Bulawayo 24

by Simiso Mlevu
 15 hrs ago | 545 Views
Japan has partnered the Zimbabwe Parks and Wildlife Management Authority in its quest to curb the illegal killing if elephants.

In a move that has been recommended by Convention on International Trade and Endangered Species (CITES), Japanese ambassador, Toshiyuki Iwado handed over a strategic Anti-Poaching Operations Centre located in the Chewore Safari Area.

“The centre serves as a post for field rangers conducting operations, and has significantly strengthened the Wildlife Management Authority’s capacity to address current and emerging threats impacting this important site of the CITES ‘MIKE’ programme to monitor levels of illegal killing of elephants.”

The Chewore Safari Area, a World Heritage Site, is one of the last truly wild ecosystems left in the world.

Chewore faces a real threat from poaching and, in recent years, elephants have come under increasing pressure.

In 2016, seven elephants were poached between January and July in this area alone.

“The capability of the Zimbabwe authorities in keeping surveillance over, and preventing elephant poaching in the area has been enhanced through the establishment of the Centre, allowing for better and more secure planning and management of patrol activities by the rangers,” CITES’ said in a statement.

Speaking at the handover ceremony, Japan Ambassador to Zimbabwe said the Asian giant is committed to conservation.

“The illegal wildlife trade is an urgent global issue.
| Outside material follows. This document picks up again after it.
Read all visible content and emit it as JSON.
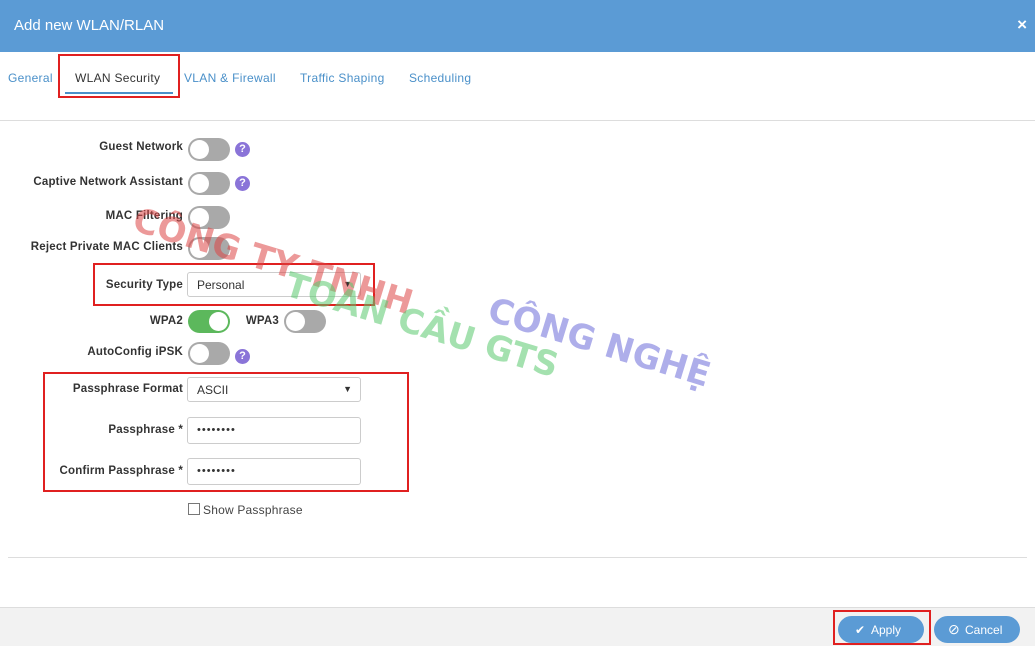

Japan is deeply committed to the cause of protecting elephants from atrocious acts by international criminal organizations and others.

“Thus, Japan attaches great importance to supporting range states, such as Zimbabwe, in the fight against elephant poaching, including through the assistance via the CITES MIKE Programme”, said Mr. Iwado.
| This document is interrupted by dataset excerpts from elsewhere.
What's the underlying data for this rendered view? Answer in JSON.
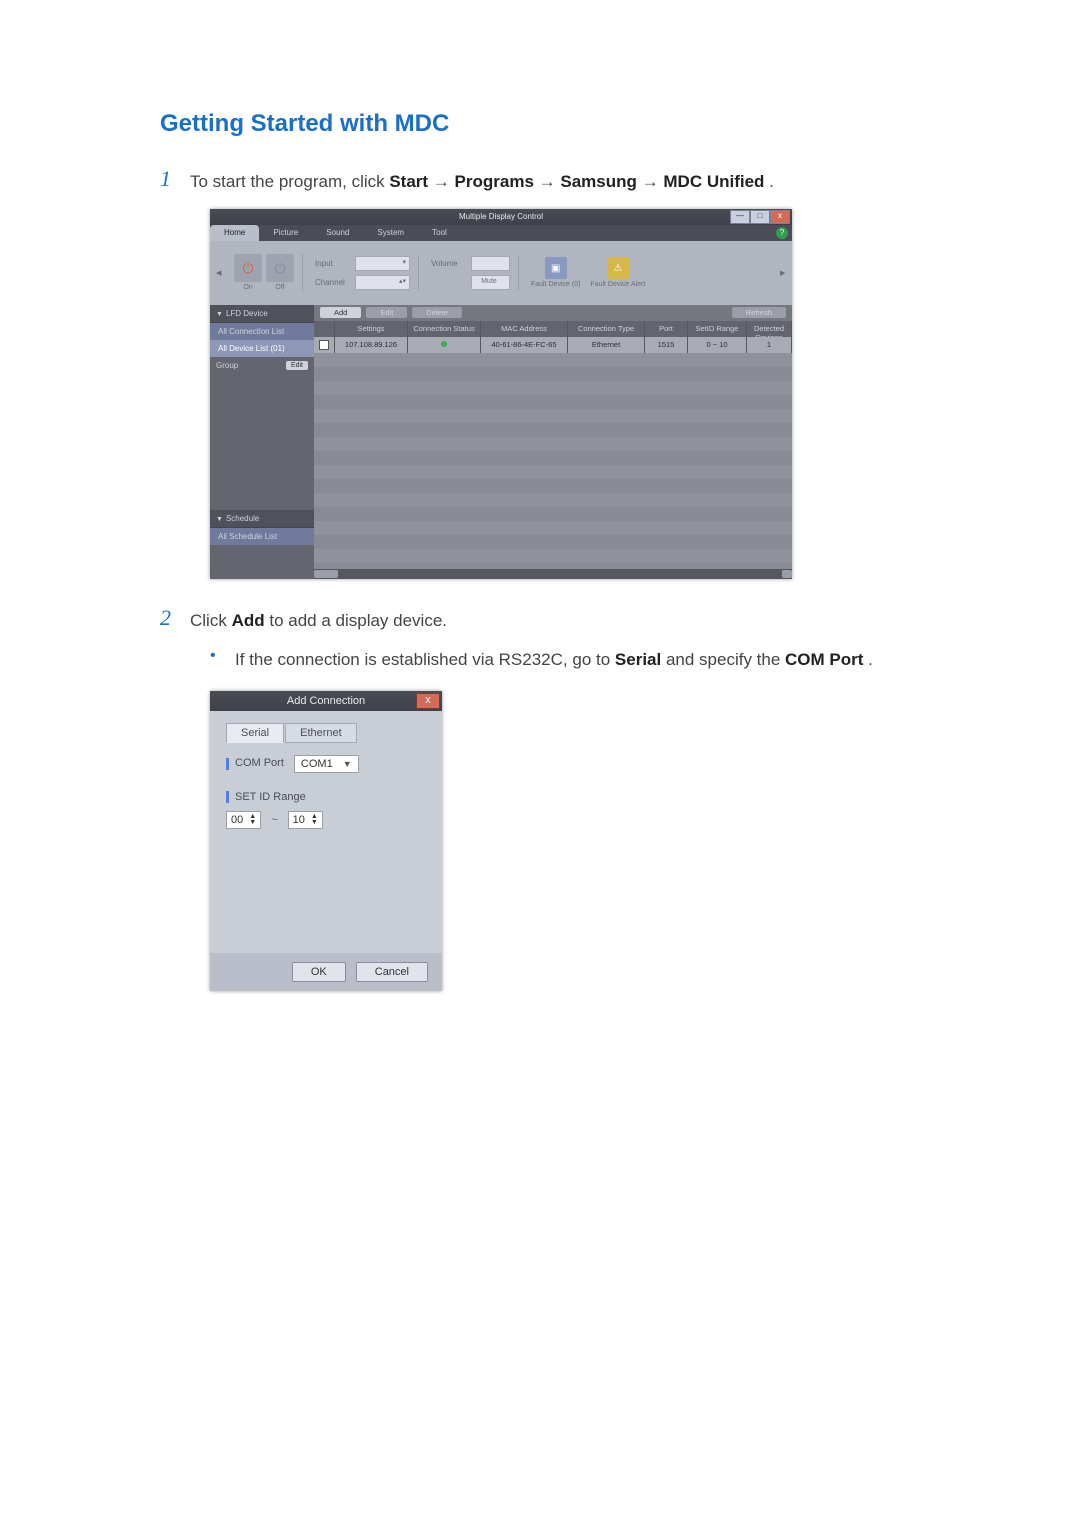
{
  "doc": {
    "heading": "Getting Started with MDC",
    "step1_num": "1",
    "step1_pre": "To start the program, click ",
    "step1_start": "Start",
    "step1_arrow": " → ",
    "step1_programs": "Programs",
    "step1_samsung": "Samsung",
    "step1_mdc": "MDC Unified",
    "step1_period": ".",
    "step2_num": "2",
    "step2_pre": "Click ",
    "step2_add": "Add",
    "step2_post": " to add a display device.",
    "bullet_pre": "If the connection is established via RS232C, go to ",
    "bullet_serial": "Serial",
    "bullet_mid": " and specify the ",
    "bullet_com": "COM Port",
    "bullet_period": "."
  },
  "mdc": {
    "title": "Multiple Display Control",
    "win_min": "—",
    "win_max": "□",
    "win_close": "x",
    "help": "?",
    "tabs": {
      "home": "Home",
      "picture": "Picture",
      "sound": "Sound",
      "system": "System",
      "tool": "Tool"
    },
    "ribbon": {
      "on": "On",
      "off": "Off",
      "input_lbl": "Input",
      "channel_lbl": "Channel",
      "volume_lbl": "Volume",
      "mute": "Mute",
      "fault0": "Fault Device (0)",
      "faultAlert": "Fault Device Alert"
    },
    "left": {
      "lfd": "LFD Device",
      "allconn": "All Connection List",
      "alldev": "All Device List (01)",
      "group": "Group",
      "edit": "Edit",
      "sched": "Schedule",
      "allsched": "All Schedule List"
    },
    "toolbar": {
      "add": "Add",
      "edit": "Edit",
      "delete": "Delete",
      "refresh": "Refresh"
    },
    "cols": {
      "settings": "Settings",
      "connstatus": "Connection Status",
      "mac": "MAC Address",
      "ctype": "Connection Type",
      "port": "Port",
      "setid": "SetID Range",
      "detected": "Detected Devices"
    },
    "row": {
      "settings": "107.108.89.126",
      "mac": "40-61-86-4E-FC-65",
      "ctype": "Ethernet",
      "port": "1515",
      "setid": "0 ~ 10",
      "detected": "1"
    }
  },
  "dlg": {
    "title": "Add Connection",
    "close": "x",
    "tab_serial": "Serial",
    "tab_eth": "Ethernet",
    "com_label": "COM Port",
    "com_value": "COM1",
    "setid_label": "SET ID Range",
    "setid_from": "00",
    "setid_sep": "~",
    "setid_to": "10",
    "ok": "OK",
    "cancel": "Cancel"
  }
}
“Japan continues to make utmost efforts in implementing the trade control of ivory under CITES, and to work together with our international partners to tackle the problem of elephant poaching.”

The Anti-poaching Operations Centre was established at a cost of USD 60,000. It has been operational since October 2017.

Receiving the donation, Zimparks Director Conservation Arthur Musakwa said; “Today we are witnessing an initiative that demonstrates the importance of collaborative work and all interested parties are bringing to conservation. This facility we are celebrating today plays an important role in easing patrol operations in the sub-region.”